Lo lascio a smaltire la delusione e mi metto a lavorare, o almeno ci provo. Non ci riesco; devo leggere ogni frase tre volte, prima di capirla. Di solito sono in grado di concentrarmi malgrado tutto, avere una scrivania in sala detective ti insegna a farlo, specialmente la sala detective dove lavoro io; ma ciò che ha detto Steve mi rode.
Pulci sa molte cose su di me e sulla mia carriera, per uno che vive sotto copertura profonda da anni. Pensavo che fosse una bella cosa, che si fosse preso il disturbo di informarsi su di me. E infatti può essere proprio cosí; o forse no.
All’improvviso mi ritrovo a guardare sotto un’altra luce ogni passo della nostra calda conversazione, in cerca di crepe attraverso le quali intravedere il suo obiettivo segreto. Vuole che faccia marcia indietro per evitare che metta in pericolo un’operazione antidroga, o magari perché non vuole i miei germi su quello che sta facendo; o perché è passato dall’altra parte della barricata e vuol proteggere il suo nuovo capo. Analizzo anche me stessa, chiedendomi se davvero avevo bisogno di parlare con lui per scopi di lavoro o se stavo solo cercando una scusa per farmi un sandwich e quattro chiacchiere con una persona che non mi considera un’intoccabile. Non credo nei giudizi con il senno di poi e non credo nelle analisi introspettive e mi scoccia parecchio ritrovarmi a fare entrambe le cose. Vorrei aver maltrattato Steve piú a lungo, già che c’ero. Spero che si senta una merda.
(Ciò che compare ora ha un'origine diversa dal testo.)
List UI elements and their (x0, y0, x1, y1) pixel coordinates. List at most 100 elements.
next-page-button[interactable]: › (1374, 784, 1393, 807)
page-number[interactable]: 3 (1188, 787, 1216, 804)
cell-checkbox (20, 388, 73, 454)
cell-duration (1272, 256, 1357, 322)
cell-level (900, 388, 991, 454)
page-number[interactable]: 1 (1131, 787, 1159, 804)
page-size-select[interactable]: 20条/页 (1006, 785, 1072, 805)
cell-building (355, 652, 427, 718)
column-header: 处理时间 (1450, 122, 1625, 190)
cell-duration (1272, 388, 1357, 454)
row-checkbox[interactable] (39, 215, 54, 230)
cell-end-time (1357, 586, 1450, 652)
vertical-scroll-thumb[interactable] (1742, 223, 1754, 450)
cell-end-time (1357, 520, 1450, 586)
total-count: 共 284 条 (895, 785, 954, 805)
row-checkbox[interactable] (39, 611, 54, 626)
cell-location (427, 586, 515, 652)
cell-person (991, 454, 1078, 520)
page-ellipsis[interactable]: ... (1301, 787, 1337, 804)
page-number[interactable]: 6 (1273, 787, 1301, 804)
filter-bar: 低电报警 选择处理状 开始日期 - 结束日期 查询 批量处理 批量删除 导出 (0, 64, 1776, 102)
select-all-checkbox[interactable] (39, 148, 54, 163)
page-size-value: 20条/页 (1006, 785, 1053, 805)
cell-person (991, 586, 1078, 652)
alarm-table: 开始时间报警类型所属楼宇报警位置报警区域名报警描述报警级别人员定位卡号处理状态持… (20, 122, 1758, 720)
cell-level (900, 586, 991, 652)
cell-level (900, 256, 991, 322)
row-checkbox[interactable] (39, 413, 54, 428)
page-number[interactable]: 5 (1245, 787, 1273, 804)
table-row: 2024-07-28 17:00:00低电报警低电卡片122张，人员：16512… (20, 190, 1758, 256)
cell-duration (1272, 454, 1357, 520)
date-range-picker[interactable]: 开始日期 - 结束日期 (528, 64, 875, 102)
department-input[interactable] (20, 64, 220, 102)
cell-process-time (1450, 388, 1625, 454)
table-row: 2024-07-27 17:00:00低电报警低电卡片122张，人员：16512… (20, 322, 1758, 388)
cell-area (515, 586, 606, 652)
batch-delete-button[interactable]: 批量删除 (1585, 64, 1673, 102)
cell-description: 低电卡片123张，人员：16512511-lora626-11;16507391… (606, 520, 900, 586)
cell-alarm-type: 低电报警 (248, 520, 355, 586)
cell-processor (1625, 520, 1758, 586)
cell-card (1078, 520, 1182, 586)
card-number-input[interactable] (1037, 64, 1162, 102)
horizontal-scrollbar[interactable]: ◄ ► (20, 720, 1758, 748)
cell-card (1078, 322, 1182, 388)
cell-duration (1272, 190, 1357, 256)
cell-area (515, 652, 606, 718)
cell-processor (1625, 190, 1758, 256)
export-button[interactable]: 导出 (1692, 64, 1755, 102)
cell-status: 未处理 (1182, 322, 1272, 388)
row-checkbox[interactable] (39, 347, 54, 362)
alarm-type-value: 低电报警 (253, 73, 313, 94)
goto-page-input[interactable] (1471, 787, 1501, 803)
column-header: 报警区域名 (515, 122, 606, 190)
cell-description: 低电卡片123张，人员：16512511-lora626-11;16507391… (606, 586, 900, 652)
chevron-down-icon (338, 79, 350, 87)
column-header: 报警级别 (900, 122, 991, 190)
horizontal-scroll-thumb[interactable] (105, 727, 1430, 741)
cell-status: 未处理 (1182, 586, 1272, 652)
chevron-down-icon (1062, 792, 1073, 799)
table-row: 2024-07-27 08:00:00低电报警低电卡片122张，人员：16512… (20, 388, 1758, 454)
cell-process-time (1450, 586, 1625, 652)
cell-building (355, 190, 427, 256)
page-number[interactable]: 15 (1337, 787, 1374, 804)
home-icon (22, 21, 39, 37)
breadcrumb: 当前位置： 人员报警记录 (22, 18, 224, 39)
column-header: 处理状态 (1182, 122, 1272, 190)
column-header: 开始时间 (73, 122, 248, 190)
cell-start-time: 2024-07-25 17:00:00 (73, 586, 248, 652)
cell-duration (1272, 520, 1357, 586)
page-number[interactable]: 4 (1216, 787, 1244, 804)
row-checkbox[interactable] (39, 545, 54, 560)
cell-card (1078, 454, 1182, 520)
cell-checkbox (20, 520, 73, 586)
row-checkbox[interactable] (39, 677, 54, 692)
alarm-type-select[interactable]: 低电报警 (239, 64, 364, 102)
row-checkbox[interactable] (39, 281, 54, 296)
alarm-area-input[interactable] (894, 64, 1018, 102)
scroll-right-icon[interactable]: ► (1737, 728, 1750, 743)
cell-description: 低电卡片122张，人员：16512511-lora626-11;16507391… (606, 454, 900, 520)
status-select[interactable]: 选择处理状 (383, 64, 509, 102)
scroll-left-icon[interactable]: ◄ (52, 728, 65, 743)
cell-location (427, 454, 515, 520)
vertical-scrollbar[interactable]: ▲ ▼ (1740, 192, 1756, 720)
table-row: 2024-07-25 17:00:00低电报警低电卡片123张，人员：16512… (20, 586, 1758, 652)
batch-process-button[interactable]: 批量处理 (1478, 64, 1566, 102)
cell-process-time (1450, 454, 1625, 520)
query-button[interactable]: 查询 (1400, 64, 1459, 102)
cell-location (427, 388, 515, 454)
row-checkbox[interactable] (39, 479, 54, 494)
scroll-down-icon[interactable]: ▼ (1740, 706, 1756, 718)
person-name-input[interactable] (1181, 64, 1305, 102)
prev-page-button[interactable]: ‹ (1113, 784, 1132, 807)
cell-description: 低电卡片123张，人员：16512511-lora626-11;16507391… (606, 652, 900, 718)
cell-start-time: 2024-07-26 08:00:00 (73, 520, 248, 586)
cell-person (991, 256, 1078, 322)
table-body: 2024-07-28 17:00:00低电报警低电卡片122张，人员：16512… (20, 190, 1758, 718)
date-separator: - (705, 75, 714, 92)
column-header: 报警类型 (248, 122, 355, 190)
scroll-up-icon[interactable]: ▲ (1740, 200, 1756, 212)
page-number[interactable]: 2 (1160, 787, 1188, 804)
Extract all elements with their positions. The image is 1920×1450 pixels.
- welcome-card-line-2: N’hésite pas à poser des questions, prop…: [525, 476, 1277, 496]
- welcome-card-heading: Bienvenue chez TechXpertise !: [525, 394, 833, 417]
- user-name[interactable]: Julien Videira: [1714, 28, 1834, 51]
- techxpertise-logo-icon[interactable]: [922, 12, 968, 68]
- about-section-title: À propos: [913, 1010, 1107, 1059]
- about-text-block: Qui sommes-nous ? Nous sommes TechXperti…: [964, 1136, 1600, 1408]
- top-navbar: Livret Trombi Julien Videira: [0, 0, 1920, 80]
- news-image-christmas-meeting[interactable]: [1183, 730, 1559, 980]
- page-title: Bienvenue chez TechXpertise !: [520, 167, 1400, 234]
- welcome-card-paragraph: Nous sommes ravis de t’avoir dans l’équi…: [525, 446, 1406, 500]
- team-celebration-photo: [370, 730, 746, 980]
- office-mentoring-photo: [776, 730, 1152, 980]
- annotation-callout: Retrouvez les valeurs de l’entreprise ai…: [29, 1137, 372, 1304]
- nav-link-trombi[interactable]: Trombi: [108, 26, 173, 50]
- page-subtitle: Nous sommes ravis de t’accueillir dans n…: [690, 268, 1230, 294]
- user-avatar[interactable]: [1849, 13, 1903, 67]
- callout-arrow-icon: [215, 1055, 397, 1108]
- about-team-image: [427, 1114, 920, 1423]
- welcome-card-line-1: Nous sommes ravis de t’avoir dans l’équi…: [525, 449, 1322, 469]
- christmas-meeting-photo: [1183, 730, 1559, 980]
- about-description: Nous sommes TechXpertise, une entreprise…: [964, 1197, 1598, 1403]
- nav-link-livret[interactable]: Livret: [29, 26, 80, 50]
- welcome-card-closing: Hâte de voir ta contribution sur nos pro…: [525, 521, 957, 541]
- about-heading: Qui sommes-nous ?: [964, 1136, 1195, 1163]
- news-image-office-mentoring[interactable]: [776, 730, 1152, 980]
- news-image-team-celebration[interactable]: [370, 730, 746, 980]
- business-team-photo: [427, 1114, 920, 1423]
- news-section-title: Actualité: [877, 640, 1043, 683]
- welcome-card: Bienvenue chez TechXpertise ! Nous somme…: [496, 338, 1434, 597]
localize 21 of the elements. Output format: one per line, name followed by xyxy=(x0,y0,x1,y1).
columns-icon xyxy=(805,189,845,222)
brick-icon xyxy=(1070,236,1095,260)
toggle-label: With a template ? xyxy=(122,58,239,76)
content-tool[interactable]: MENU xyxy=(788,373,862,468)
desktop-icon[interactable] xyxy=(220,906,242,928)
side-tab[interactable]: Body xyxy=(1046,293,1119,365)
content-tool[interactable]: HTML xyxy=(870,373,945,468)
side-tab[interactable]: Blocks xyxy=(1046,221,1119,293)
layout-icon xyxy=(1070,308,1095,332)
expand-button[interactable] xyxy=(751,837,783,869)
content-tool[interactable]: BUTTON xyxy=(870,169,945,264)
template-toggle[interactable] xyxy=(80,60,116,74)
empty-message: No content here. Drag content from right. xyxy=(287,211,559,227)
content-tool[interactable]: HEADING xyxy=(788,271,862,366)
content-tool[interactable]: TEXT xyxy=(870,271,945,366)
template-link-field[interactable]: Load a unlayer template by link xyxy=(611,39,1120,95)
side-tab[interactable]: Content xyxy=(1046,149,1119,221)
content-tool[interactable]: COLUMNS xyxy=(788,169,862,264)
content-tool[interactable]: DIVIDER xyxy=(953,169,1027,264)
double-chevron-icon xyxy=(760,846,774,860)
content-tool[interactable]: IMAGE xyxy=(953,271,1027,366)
Do una scorsa ai miei messaggi, quelli che sono riusciti ad arrivare fino alla mia scrivania o alla mia segreteria telefonica. Se qualcuno ha cancellato quelli davvero interessanti, ha fatto un ottimo lavoro. C’è il referto corretto dell’autopsia di Cooper; un paio di segnalazioni che dovremo controllare: qualcuno ha visto una donna somigliante a Aislinn, qualche settimana fa, litigare in un night club con un tizio che sembrava un giocatore di rugby; sabato pomeriggio qualcun altro ha visto in Viking Gardens tre adolescenti maschi con atteggiamento sospetto, qualsiasi cosa voglia dire. Il rapporto della Scientifica: le macchie sul materasso di Aislinn non sono di sperma, il che significa che probabilmente sono di sudore. I tecnici stanno cercando di rilevare il Dna, ma non promettono nulla: Aislinn teneva una temperatura elevata in casa, i materassi non sono sterili e il calore e i batteri possono aver degradato il Dna fino a renderlo inservibile. Fatico a credere che faccia una grande differenza, in un modo o nell’altro.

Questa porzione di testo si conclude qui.